Placentas were fixed/processed following a standard protocol (http://cmif.osu.edu/419.cfm) and embedded in Eponate resin. 70nm placental cross sections were mounted on copper grids, double stained with uranyl acetate and lead citrate, and observed with a Technai G2 Spirit transmission electron microscope (FEI).

Transient transfections

For HepG2, subconfluent cells were transfected with 1:3 ratio of plasmid DNA:reagent [X-tremeGENE HP DNA Transfection Reagent (Roche)] in 10% FBS RPMI-1640. Cells were collected 48 hours after transfection. In 1 experiment, 3 100cm plates of transfected cells were combined for lysis and sonication as 1 sample in the chromatin immunoprecipitation (ChIP) assay. For Rcho-1, transfection conditions were same as described for HepG2 cells. Rcho-1 cells were maintained as previously described⁵⁴. In 1 experiment, two 150cm plates were combined as one sample utilized in the ChIP. A total of 3 independent experiments for each cell line was performed. For HEK293 cells, subconfluent cells in 10% FBS DMEM were transfected using calcium phosphate with 25µg of plasmid DNA expressing wildtype flag-E2F7/flag-E2F8 or mutant flag-E2F7/flag-E2F8.

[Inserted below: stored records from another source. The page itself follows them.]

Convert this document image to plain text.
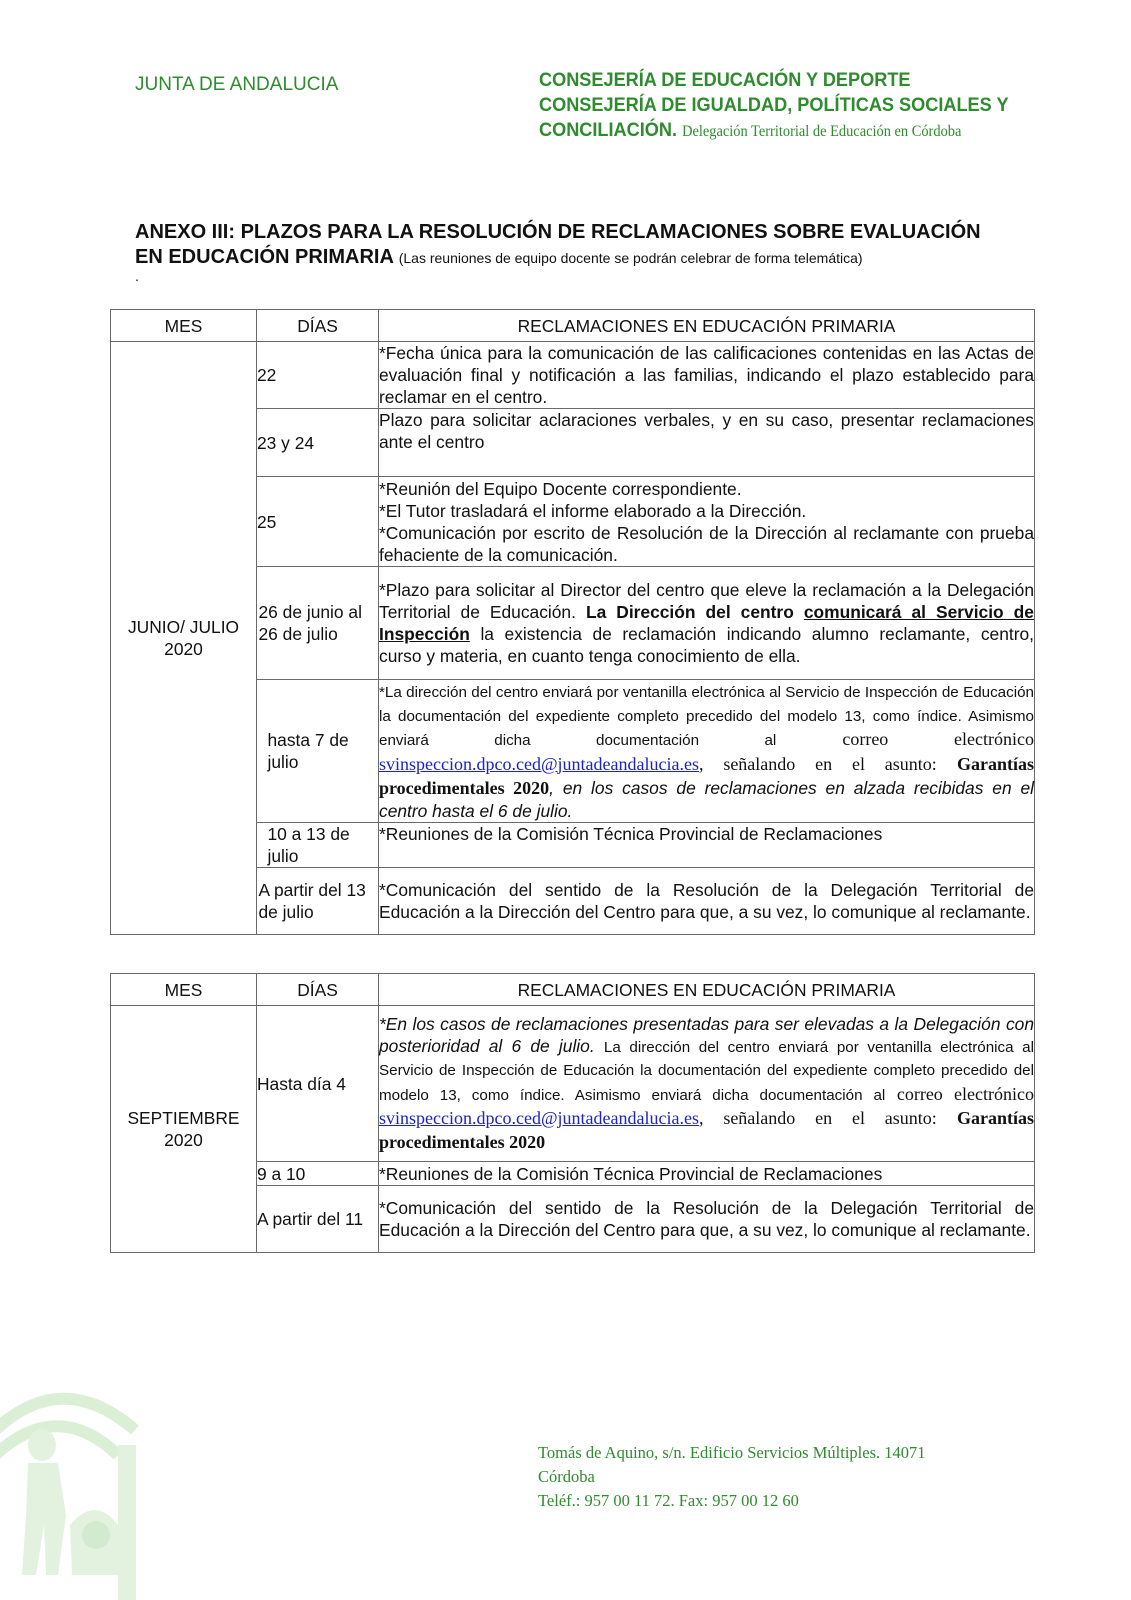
JUNTA DE ANDALUCIA	CONSEJERÍA DE EDUCACIÓN Y DEPORTE
CONSEJERÍA DE IGUALDAD, POLÍTICAS SOCIALES Y
CONCILIACIÓN. Delegación Territorial de Educación en Córdoba
ANEXO III: PLAZOS PARA LA RESOLUCIÓN DE RECLAMACIONES SOBRE EVALUACIÓN
EN EDUCACIÓN PRIMARIA (Las reuniones de equipo docente se podrán celebrar de forma telemática)
.
MES	DÍAS	RECLAMACIONES EN EDUCACIÓN PRIMARIA

JUNIO/ JULIO 2020	22	*Fecha única para la comunicación de las calificaciones contenidas en las Actas de evaluación final y notificación a las familias, indicando el plazo establecido para reclamar en el centro.
	23 y 24	Plazo para solicitar aclaraciones verbales, y en su caso, presentar reclamaciones ante el centro
	25	*Reunión del Equipo Docente correspondiente.
*El Tutor trasladará el informe elaborado a la Dirección.
*Comunicación por escrito de Resolución de la Dirección al reclamante con prueba fehaciente de la comunicación.

	26 de junio al 26 de julio	*Plazo para solicitar al Director del centro que eleve la reclamación a la Delegación Territorial de Educación. La Dirección del centro comunicará al Servicio de Inspección la existencia de reclamación indicando alumno reclamante, centro, curso y materia, en cuanto tenga conocimiento de ella.

	hasta 7 de julio	*La dirección del centro enviará por ventanilla electrónica al Servicio de Inspección de Educación la documentación del expediente completo precedido del modelo 13, como índice. Asimismo enviará dicha documentación al correo electrónico svinspeccion.dpco.ced@juntadeandalucia.es, señalando en el asunto: Garantías procedimentales 2020, en los casos de reclamaciones en alzada recibidas en el centro hasta el 6 de julio.

	10 a 13 de julio	*Reuniones de la Comisión Técnica Provincial de Reclamaciones

	A partir del 13 de julio	*Comunicación del sentido de la Resolución de la Delegación Territorial de Educación a la Dirección del Centro para que, a su vez, lo comunique al reclamante.
MES	DÍAS	RECLAMACIONES EN EDUCACIÓN PRIMARIA

SEPTIEMBRE 2020	Hasta día 4	*En los casos de reclamaciones presentadas para ser elevadas a la Delegación con posterioridad al 6 de julio. La dirección del centro enviará por ventanilla electrónica al Servicio de Inspección de Educación la documentación del expediente completo precedido del modelo 13, como índice. Asimismo enviará dicha documentación al correo electrónico svinspeccion.dpco.ced@juntadeandalucia.es, señalando en el asunto: Garantías procedimentales 2020
	9 a 10	*Reuniones de la Comisión Técnica Provincial de Reclamaciones
	A partir del 11	*Comunicación del sentido de la Resolución de la Delegación Territorial de Educación a la Dirección del Centro para que, a su vez, lo comunique al reclamante.
Tomás de Aquino, s/n. Edificio Servicios Múltiples. 14071
Córdoba
Teléf.: 957 00 11 72. Fax: 957 00 12 60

Systemic administration of plasmid DNA

Six-week-old wildtype male mice were injected with either sterile PBS or sterile PBS containing 10µg plasmid DNA through the tail vein following a published protocol⁵⁵. Mice were sacrificed by CO₂ asphyxiation 24 hours after TV injection. Whole body perfusion with warm saline was performed using the intracardiac method prior to excision of the liver, subsequent derivation of single-celled suspension by passing perfused tissue through 40µm mesh and fixation/processing for chromatin immunoprecipitation assays (next section).

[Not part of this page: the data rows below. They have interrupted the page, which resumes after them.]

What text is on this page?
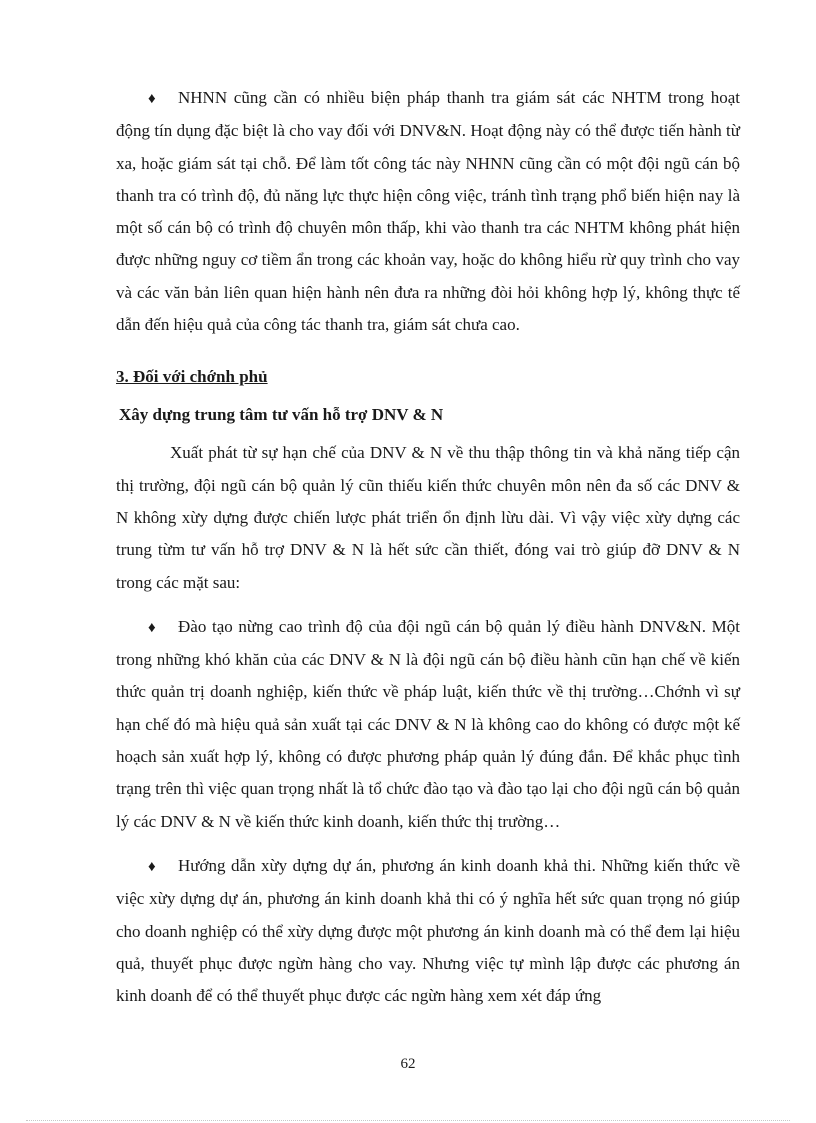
♦ NHNN cũng cần có nhiều biện pháp thanh tra giám sát các NHTM trong hoạt động tín dụng đặc biệt là cho vay đối với DNV&N. Hoạt động này có thể được tiến hành từ xa, hoặc giám sát tại chỗ. Để làm tốt công tác này NHNN cũng cần có một đội ngũ cán bộ thanh tra có trình độ, đủ năng lực thực hiện công việc, tránh tình trạng phổ biến hiện nay là một số cán bộ có trình độ chuyên môn thấp, khi vào thanh tra các NHTM không phát hiện được những nguy cơ tiềm ẩn trong các khoản vay, hoặc do không hiểu rừ quy trình cho vay và các văn bản liên quan hiện hành nên đưa ra những đòi hỏi không hợp lý, không thực tế dẫn đến hiệu quả của công tác thanh tra, giám sát chưa cao.

3. Đối với chớnh phủ

Xây dựng trung tâm tư vấn hỗ trợ DNV & N

Xuất phát từ sự hạn chế của DNV & N về thu thập thông tin và khả năng tiếp cận thị trường, đội ngũ cán bộ quản lý cũn thiếu kiến thức chuyên môn nên đa số các DNV & N không xừy dựng được chiến lược phát triển ổn định lừu dài. Vì vậy việc xừy dựng các trung từm tư vấn hỗ trợ DNV & N là hết sức cần thiết, đóng vai trò giúp đỡ DNV & N trong các mặt sau:

♦ Đào tạo nừng cao trình độ của đội ngũ cán bộ quản lý điều hành DNV&N. Một trong những khó khăn của các DNV & N là đội ngũ cán bộ điều hành cũn hạn chế về kiến thức quản trị doanh nghiệp, kiến thức về pháp luật, kiến thức về thị trường…Chớnh vì sự hạn chế đó mà hiệu quả sản xuất tại các DNV & N là không cao do không có được một kế hoạch sản xuất hợp lý, không có được phương pháp quản lý đúng đắn. Để khắc phục tình trạng trên thì việc quan trọng nhất là tổ chức đào tạo và đào tạo lại cho đội ngũ cán bộ quản lý các DNV & N về kiến thức kinh doanh, kiến thức thị trường…

♦ Hướng dẫn xừy dựng dự án, phương án kinh doanh khả thi. Những kiến thức về việc xừy dựng dự án, phương án kinh doanh khả thi có ý nghĩa hết sức quan trọng nó giúp cho doanh nghiệp có thể xừy dựng được một phương án kinh doanh mà có thể đem lại hiệu quả, thuyết phục được ngừn hàng cho vay. Nhưng việc tự mình lập được các phương án kinh doanh để có thể thuyết phục được các ngừn hàng xem xét đáp ứng

62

Chromatin immunoprecipitation assays

For HepG2 and Rcho-1 TS cell lines, transfected cells were cross-linked in growth media containing 1% formaldehyde followed by neutralization with 1.25M glycine. The cytoplasmic fraction was discarded (cytoplasmic lysis buffer: 5mM PIPES pH 8.0, 85mM KCl, 0.5% NP40 and fresh protease inhibitors). Nuclear lysates were collected by incubating the nuclei pellet in lysis buffer containing 50mM Tris pH 8.0, 10mM EDTA, 0.3% SDS and fresh cocktail of protease/phosphatase inhibitors. Sonicated chromatin (~100–300bp) was incubated with 10µg of anti-Flag mouse monoclonal antibodies (Sigma F1804) or normal mouse IgG (Santa Cruz sc-2025) at 4°C overnight. Antibody-protein-DNA complexes were recovered by addition of 50% Protein G agarose slurry (Millipore 16–266) pre-cleared with 10mg/ml tRNA and 10mg/ml BSA. De-crosslinking was performed at 65°C overnight with periodic agitation. Recovered DNA was purified using Qiagen PCR extraction kit. 5% input and 2µl of eluted DNA was used for quantitative Real-Time PCR (RT-PCR) with gene-specific primers and SYBR Green (BioRad 170–8880). For HEK293 cells, the EZ-CHIP assay kit (Millipore 17–371) was used following manufacturer’s instructions. Sonicated chromatin was incubated with 2µg of anti-Flag antibodies (Sigma F1804) or normal mouse IgG (Santa Cruz sc-2025) at 4°C overnight. Antibody-protein-DNA complexes were recovered by addition of Salmon Sperm DNA/Protein G agarose slurry (Millipore 16–201). Immunoprecipitated DNA fractions were de-crosslinked at 65°C overnight and purified using QIAquick columns (QIAGEN). Quantitative RT-PCR was performed as above except 1% input was used. All quantitative RT-PCRs reactions were performed in triplicate using the following conditions: 1 cycle at 95°C 5 min, followed by 20–40 cycles of 95°C 15 sec, 60–64°C 30 sec and 72°C 30 sec.

Immunoblot assays

Whole cell lysates were prepared from lysis of HepG2 and Rcho-1 TS cells in a standard radioimmunoprecipitation (RIPA) buffer containing freshly diluted cocktail of protease and phosphatase inhibitors. For preparation of liver lysates, frozen tissue (~100mg) was thawed on ice followed by homogenization in RIPA buffer and then centrifugation at maximum speed for 15 minutes in 4°C. Total protein concentration was measured using the Bio-Rad Protein Assay kit (BioRad 500-0006). Denatured samples were separated in 8–10% SDS-polyacrylamide gels, transferred onto PDVF membranes, blocked in 5% milk-PBS solution and incubated overnight in 4°C with the following primary antibodies: anti-E2F3 1:5000 (Santa Cruz sc-878x), anti-Flag 1:1000 (Sigma F1804), anti-Tubulin 1:5000 (Sigma T6199) and anti-HSP70 1:5000 (BD Transduction Laboratories 610608). HRP-conjugated species-specific secondary antibodies were applied to membranes followed by detection with SuperSignal West Femto kit (Thermo Scientific 34095).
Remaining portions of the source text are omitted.